Some Christian parenting books include helpful references to the rod. Rachel Jankovic provides joyful vision-casting to discipline in Loving The Little Years. Ginger Hubbard’s Do Not Make Me Count to Three is very practical. Tedd Tripp also has a chapter on the “rod” in Managing a Child’s Heart.
However, I would like to see parents of millennials reaching out to the previous generations of parents who were successful in this endeavor and asking them simple practical questions.
- What are your methods for disciplining lovingly?
- What are you disciplining for?
- What discipline methods do you use?
- What do you use to pray with your child after you have disciplined them?
It is best to learn from those you trust and respect. This would be ideal if you grew up in a family that did this well.
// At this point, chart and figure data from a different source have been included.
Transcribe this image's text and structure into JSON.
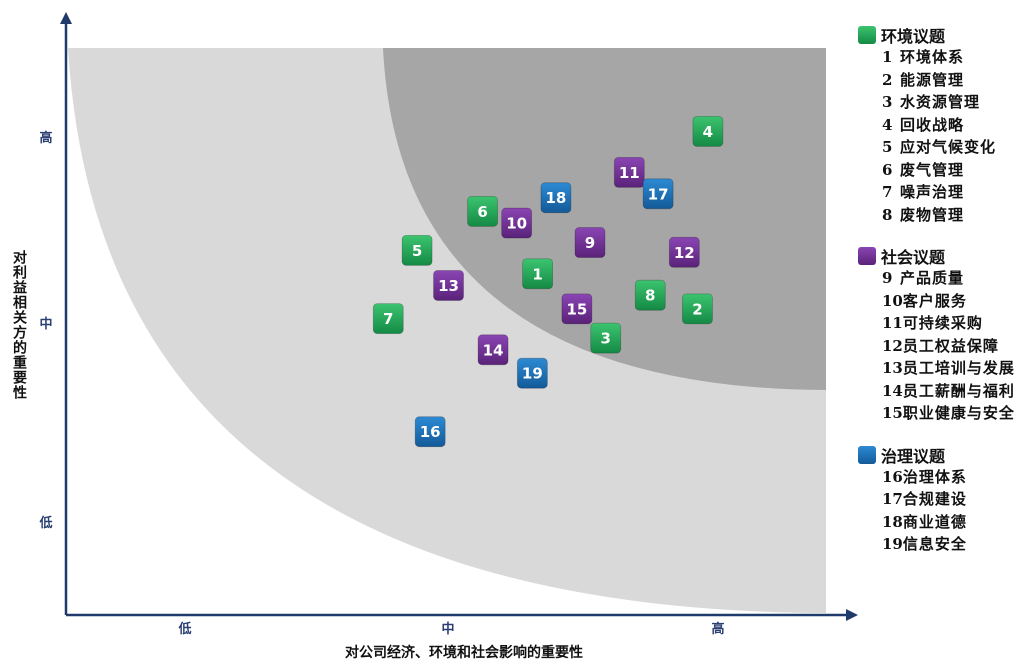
{
  "chart_data": {
    "type": "scatter",
    "x_label": "对公司经济、环境和社会影响的重要性",
    "y_label": "对利益相关方的重要性",
    "x_ticks": [
      "低",
      "中",
      "高"
    ],
    "y_ticks": [
      "高",
      "中",
      "低"
    ],
    "xlim": [
      0,
      3
    ],
    "ylim": [
      0,
      3
    ],
    "categories": [
      {
        "key": "env",
        "name": "环境议题",
        "color": "#1fa65a"
      },
      {
        "key": "soc",
        "name": "社会议题",
        "color": "#6b2c91"
      },
      {
        "key": "gov",
        "name": "治理议题",
        "color": "#1a6fb5"
      }
    ],
    "points": [
      {
        "id": "1",
        "category": "env",
        "x": 1.8,
        "y": 1.75
      },
      {
        "id": "2",
        "category": "env",
        "x": 2.41,
        "y": 1.57
      },
      {
        "id": "3",
        "category": "env",
        "x": 2.06,
        "y": 1.42
      },
      {
        "id": "4",
        "category": "env",
        "x": 2.45,
        "y": 2.48
      },
      {
        "id": "5",
        "category": "env",
        "x": 1.34,
        "y": 1.87
      },
      {
        "id": "6",
        "category": "env",
        "x": 1.59,
        "y": 2.07
      },
      {
        "id": "7",
        "category": "env",
        "x": 1.23,
        "y": 1.52
      },
      {
        "id": "8",
        "category": "env",
        "x": 2.23,
        "y": 1.64
      },
      {
        "id": "9",
        "category": "soc",
        "x": 2.0,
        "y": 1.91
      },
      {
        "id": "10",
        "category": "soc",
        "x": 1.72,
        "y": 2.01
      },
      {
        "id": "11",
        "category": "soc",
        "x": 2.15,
        "y": 2.27
      },
      {
        "id": "12",
        "category": "soc",
        "x": 2.36,
        "y": 1.86
      },
      {
        "id": "13",
        "category": "soc",
        "x": 1.46,
        "y": 1.69
      },
      {
        "id": "14",
        "category": "soc",
        "x": 1.63,
        "y": 1.36
      },
      {
        "id": "15",
        "category": "soc",
        "x": 1.95,
        "y": 1.57
      },
      {
        "id": "16",
        "category": "gov",
        "x": 1.39,
        "y": 0.94
      },
      {
        "id": "17",
        "category": "gov",
        "x": 2.26,
        "y": 2.16
      },
      {
        "id": "18",
        "category": "gov",
        "x": 1.87,
        "y": 2.14
      },
      {
        "id": "19",
        "category": "gov",
        "x": 1.78,
        "y": 1.24
      }
    ]
  },
  "legend": {
    "env": {
      "title": "环境议题",
      "items": [
        {
          "num": "1",
          "label": "环境体系"
        },
        {
          "num": "2",
          "label": "能源管理"
        },
        {
          "num": "3",
          "label": "水资源管理"
        },
        {
          "num": "4",
          "label": "回收战略"
        },
        {
          "num": "5",
          "label": "应对气候变化"
        },
        {
          "num": "6",
          "label": "废气管理"
        },
        {
          "num": "7",
          "label": "噪声治理"
        },
        {
          "num": "8",
          "label": "废物管理"
        }
      ]
    },
    "soc": {
      "title": "社会议题",
      "items": [
        {
          "num": "9",
          "label": "产品质量"
        },
        {
          "num": "10",
          "label": "客户服务"
        },
        {
          "num": "11",
          "label": "可持续采购"
        },
        {
          "num": "12",
          "label": "员工权益保障"
        },
        {
          "num": "13",
          "label": "员工培训与发展"
        },
        {
          "num": "14",
          "label": "员工薪酬与福利"
        },
        {
          "num": "15",
          "label": "职业健康与安全"
        }
      ]
    },
    "gov": {
      "title": "治理议题",
      "items": [
        {
          "num": "16",
          "label": "治理体系"
        },
        {
          "num": "17",
          "label": "合规建设"
        },
        {
          "num": "18",
          "label": "商业道德"
        },
        {
          "num": "19",
          "label": "信息安全"
        }
      ]
    }
  }
}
It’s difficult to see the vision if you don’t have the support and influence needed–as many of my millennial peers did not.
It would be a joy to hear from young parents who are willing to share their experiences and ask for help. It would be great to see more parents who are willing to share their experience and risk appearing obtuse.
Biblical and Wise Spanking
First, we need to realize that the perfect loving Father uses a rod.
We need to be a model of acceptance of correction. We need to let our children see us admitting to your sins and repenting.
We need to be aware of both overreactions and underreactions. Parents mistakenly think that every wrongdoing is a sin. Some parents also ignore the God-appointed rod completely. The God-appointed rod should not be used for defiance.
It should be used only for a short period of time and to encourage responsibility and self-restraint. Spanking should not be done based on whims, weariness, emotions or impulses.
Spanking should not be done based on whims, weariness, emotions or impulses but rather according to clearly communicated boundaries. God is giving fair warning when he says things like “Lest I come to strike” ( Malachi 4:16). God has already communicated the ground rules from the beginning of the Garden of Eden. God does not punish without linking it to an earlier command. After being warned, he is quick to act and sureness are his tools.
We need to understand that wise spanking has boundaries. We shouldn’t injure our children or spank out of anger in a way that leads to serious harm. Tender follow-up is essential for healthy spankings.
Lastly, spanking must not be the only tool in the parenting toolbox. It should be used alongside other tools. Wise parents do not start with spanking. They use other methods first: interruptions, rewards, disapproval, loss of privileges, restitution, and “the look” of rejection.
The Heart of God in Discipline
We are ambassadors for our children. Ambassadors of grace and love, joy, and order. We are ambassadors for God’s heart. To show our children the Lord, we must love our kids as he loves them. Although we don’t know what will happen to our children when we discipline them we can make certain that God does.
This is God’s heart in discipline. This is the kind of discipline we should imitate as we walk in faith through the complex, joyful, and immensely worthwhile responsibility that is parenting.